Nous terminons de rentrer les Gewurztraminer Vendanges Tardives ainsi qu’une parcelle de Pinot Gris du haut du vignoble. Cette parcelle est étonnante par son état sanitaire. Les épaisses peaux des baies ont permis à ces raisins de rester en parfait état. Si parfait que la pourriture noble n’est pas arrivée à fragiliser ces peaux de sorte que les phénomènes de concentration soit par passerillage (évaporation de l’eau) soit par l’action du micro-organisme n’ont pas été très efficaces. La parcelle complétera noter Pinot Gris sec. La localisation en altitude a permis en outre de bien préserver les acidités.
Vendredi 24 Octobre 2008
Nous prenons goût à vendanger l’après-midi et terminons dans les Gewurztraminer de l’Osterberg qui sont rentrés avec un beau niveau de Vendanges Tardives. En général ces très vieilles parcelles, constituées de souches avec un patrimoine génétique très varié, nous donnent les Vendanges Tardives ayant le plus de densité, de profondeur et de fraîcheur.
Dimanche 26 octobre 2008
Nous terminons ces vendanges en famille avec 3 générations au travail : des Grands Parents aux petits enfants dont le plus petit a 2 ans, tout le monde s’affaire dans la dernière parcelle à vendanger : un délicieux chasselas. Le tableau est complet : nous avons droits aux incidents classiques d’une journée de vendange : petite coupure dans un doigt, éclaboussure de jus dans les yeux, c’est le métier qui rentre.

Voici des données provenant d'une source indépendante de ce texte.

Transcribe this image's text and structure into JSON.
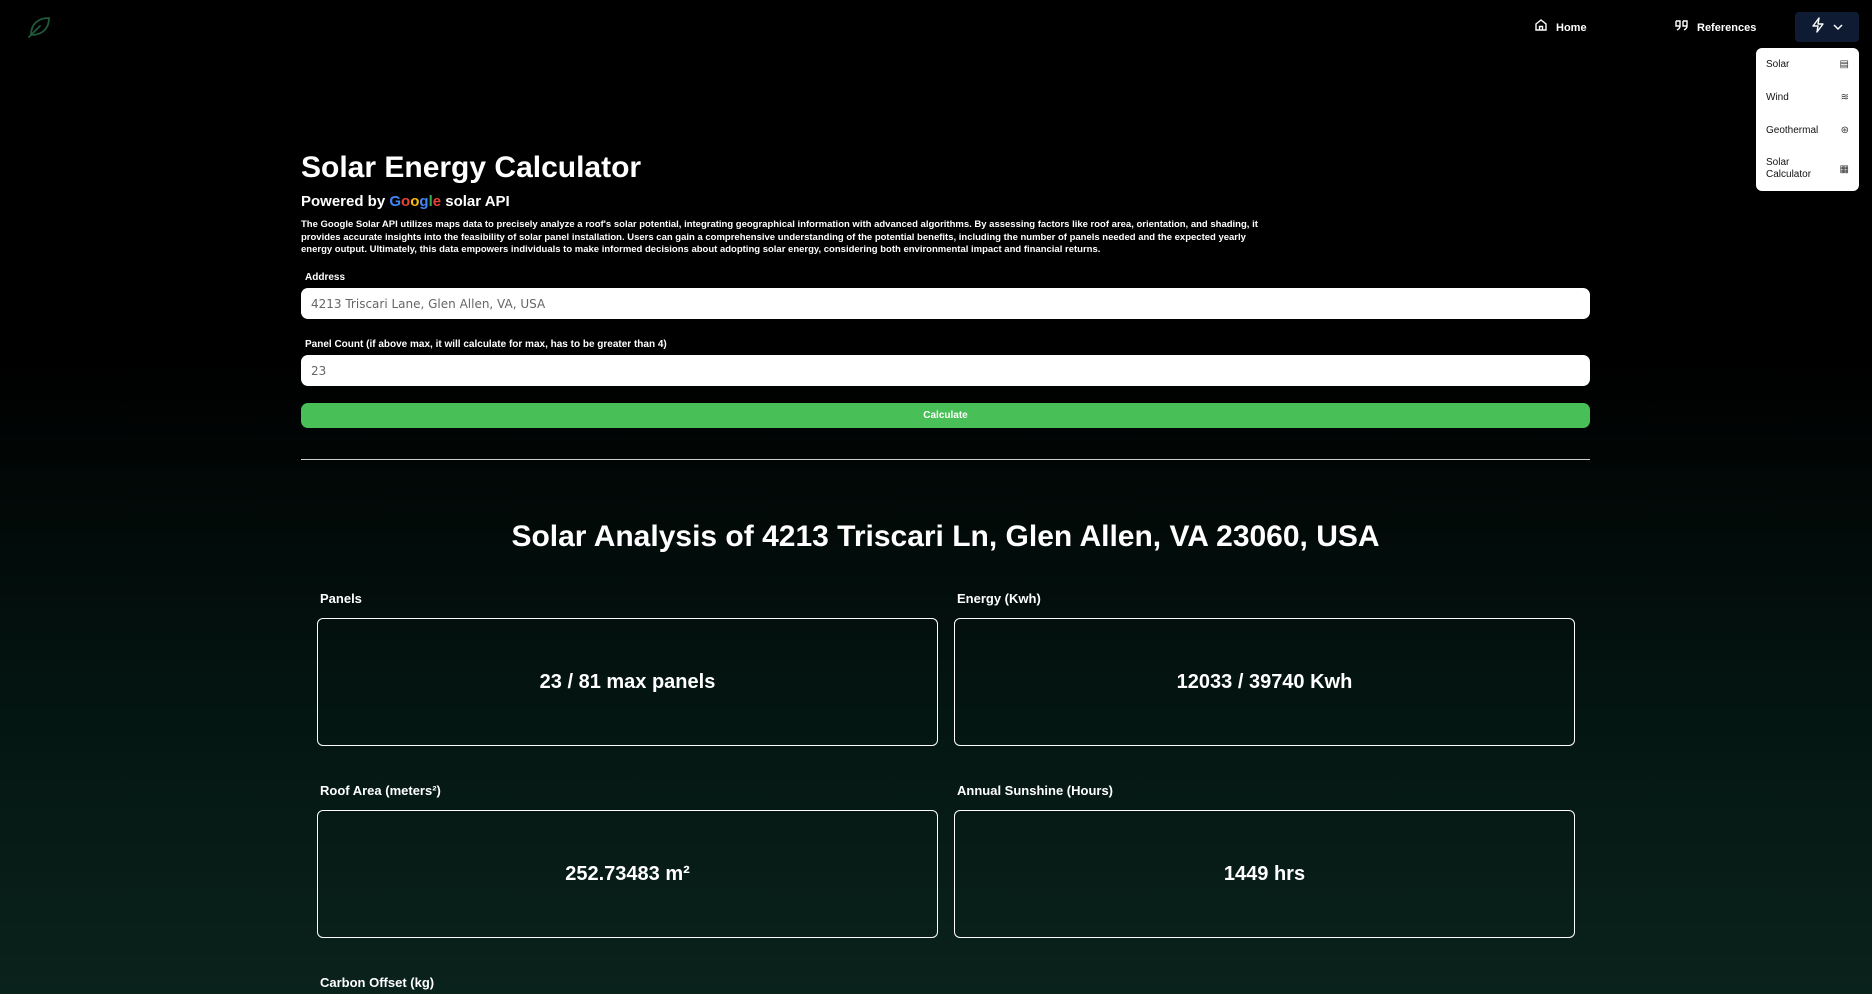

Revenons maintenant au « 412 »
La réponse a été donnée par un lecteur très inspiré et très rapide : 412 représente la quantité d’eau mesurée dans notre pluviomètre durant la période du cycle végétatif de la vigne et jusqu’au jour où nous avons commencé les vendanges. En 2007 comme en 2008 nous avons mesuré 412 mm. La région de Ribeauvillé fait partie des régions les plus sèches de France (avec l’arrière pays niçois) avec une pluviosité de l’ordre de 500 à 600 mm par an. Compte tenu des pluies du printemps et de celles à venir inévitablement durant les mois de novembre et décembre, il y avait donc fort à parier que le mois d’octobre devrait être relativement sec. C’est ce qui s’est passé l’année dernière et avait statistiquement une chance non négligeable de se produire. Et c’est ce qui s’est produit effectivement ! C’est pour cela que sans être euphoriques, nous étions relativement sereins quant à ces vendanges. Bravo à la sagacité de JJS de Belgique qui aura l’occasion de découvrir son cadeau dans les prochains jours : un Grand Cru de Ribeauvillé !
Etienne Sipp
Note : Toutes les photos mises en ligne sont celles que j'ai faites cette année. Elles font donc partie intégrante de ce témoignage. Je n'utilise pas mes archives pour ce récit des vendanges. Il me semble que cela participe au compte rendu du millésime.